February 19, 2005

Filibustered!

Some of the new "Debate Club" discussions hosted by Legal Affairs are really quite illuminating. This one, though, on whether or not to keep the Senate filibuster, brings up some bizarre attacks on a time-honored tradition:
The filibuster exists because the Senate failed to include a motion on the previous question in its rules when those rules were codified for the first time in 1806. As far as we can tell, this was more of an accident than anything else. "Theories of the Senate," including Johnn C. Calhoun's concurrent majorities, arose over the course of the 19th century about why the Senate lacked a limit on debate, but all of this was a rationalization for a thoughtless act in 1806. With that move, the Senate did not have a rule to limit debate and waited until 1917 to get the cloture rule—Rule 22—in place. A majority of senators appear to have favored simple-majority cloture in 1917 and at other times, but obstructionists prevented a rule providing for a lower threshold from coming to a vote...

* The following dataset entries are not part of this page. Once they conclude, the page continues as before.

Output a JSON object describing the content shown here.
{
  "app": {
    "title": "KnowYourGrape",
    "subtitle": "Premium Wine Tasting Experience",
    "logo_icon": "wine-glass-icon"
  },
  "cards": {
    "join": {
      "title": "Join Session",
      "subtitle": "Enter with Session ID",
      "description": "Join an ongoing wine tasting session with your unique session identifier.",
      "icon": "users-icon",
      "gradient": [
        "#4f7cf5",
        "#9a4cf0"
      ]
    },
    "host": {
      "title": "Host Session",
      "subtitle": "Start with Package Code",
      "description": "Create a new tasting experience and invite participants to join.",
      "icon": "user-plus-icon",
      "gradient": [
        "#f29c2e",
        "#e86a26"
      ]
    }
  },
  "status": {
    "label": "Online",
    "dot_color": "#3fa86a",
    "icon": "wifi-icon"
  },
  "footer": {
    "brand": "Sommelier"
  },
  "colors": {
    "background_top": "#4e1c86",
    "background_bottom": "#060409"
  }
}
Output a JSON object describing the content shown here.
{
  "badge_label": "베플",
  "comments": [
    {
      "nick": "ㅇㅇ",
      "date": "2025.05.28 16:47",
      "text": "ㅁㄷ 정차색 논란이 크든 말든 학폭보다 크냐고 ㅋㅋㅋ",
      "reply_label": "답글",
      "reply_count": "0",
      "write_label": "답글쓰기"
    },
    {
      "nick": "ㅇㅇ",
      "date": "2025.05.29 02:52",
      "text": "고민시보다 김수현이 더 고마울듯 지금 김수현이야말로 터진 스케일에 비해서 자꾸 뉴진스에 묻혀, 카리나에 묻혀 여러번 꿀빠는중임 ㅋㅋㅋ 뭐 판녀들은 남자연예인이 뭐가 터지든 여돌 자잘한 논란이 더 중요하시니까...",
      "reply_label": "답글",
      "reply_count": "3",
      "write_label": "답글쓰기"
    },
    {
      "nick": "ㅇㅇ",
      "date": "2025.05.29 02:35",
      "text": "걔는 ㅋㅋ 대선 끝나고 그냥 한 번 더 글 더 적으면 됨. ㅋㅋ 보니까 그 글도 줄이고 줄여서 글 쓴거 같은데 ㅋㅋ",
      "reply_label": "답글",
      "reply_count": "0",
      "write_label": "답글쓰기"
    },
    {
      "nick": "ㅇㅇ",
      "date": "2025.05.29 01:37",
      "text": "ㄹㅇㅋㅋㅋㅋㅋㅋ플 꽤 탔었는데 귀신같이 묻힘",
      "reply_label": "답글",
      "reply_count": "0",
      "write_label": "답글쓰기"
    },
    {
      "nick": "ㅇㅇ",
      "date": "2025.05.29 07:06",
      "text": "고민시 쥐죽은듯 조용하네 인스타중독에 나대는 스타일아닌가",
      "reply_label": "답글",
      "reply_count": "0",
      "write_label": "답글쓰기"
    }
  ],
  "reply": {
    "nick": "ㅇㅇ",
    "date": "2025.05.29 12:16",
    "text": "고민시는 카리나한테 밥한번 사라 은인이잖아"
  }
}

Reading high constitutional principle into the filibuster and Rule 22 is unwise. To be sure, principle is articulated by senators in its defense; a few senators actually believe it. But brass-knuckle politics, not Senate representation or separation of powers, explain it. And self-serving senatorial interests, not constitutional principle, will save it, if it is saved.
In other words, there's no principled reason the filibuster exists, and a majority of Senators back in 1917 (and a good number before then) wanted to get rid of it but they couldn't. It's there by an accident of history and an oversight by the Framers. Meanwhile, those Senators today who still want to keep it around are just "self-serving" slaves to "brass-knuckle politics." Sure, maybe, but what was so great about those Senators who wanted to ditch the filibuster way back in 1917 or 1806 or whatever? Were they somehow less self-interested than today's bunch? Probably not.

(Well, okay, in the 1800s the pro-filibuster crowd probably included a lot of pro-slavery politicians, but surely that wasn't all there was to it. I'm just disinclined to think that Senators of yore were gentle, high-minded folks concerned only with the greater good...)

That said, I'm a) glad to see my favorite statistic in the world get used in this debate (that the 45 Democratic Senators actually represent a majority of Americans) and b) willing to abolish the filibuster if we can also reduce the number of state-wide Senate races to one per state and fill the other 50 seats in the Senate with "at-large" representatives elected nationally via some sort of byzantine voting system (the Hare method, say). Bring it on!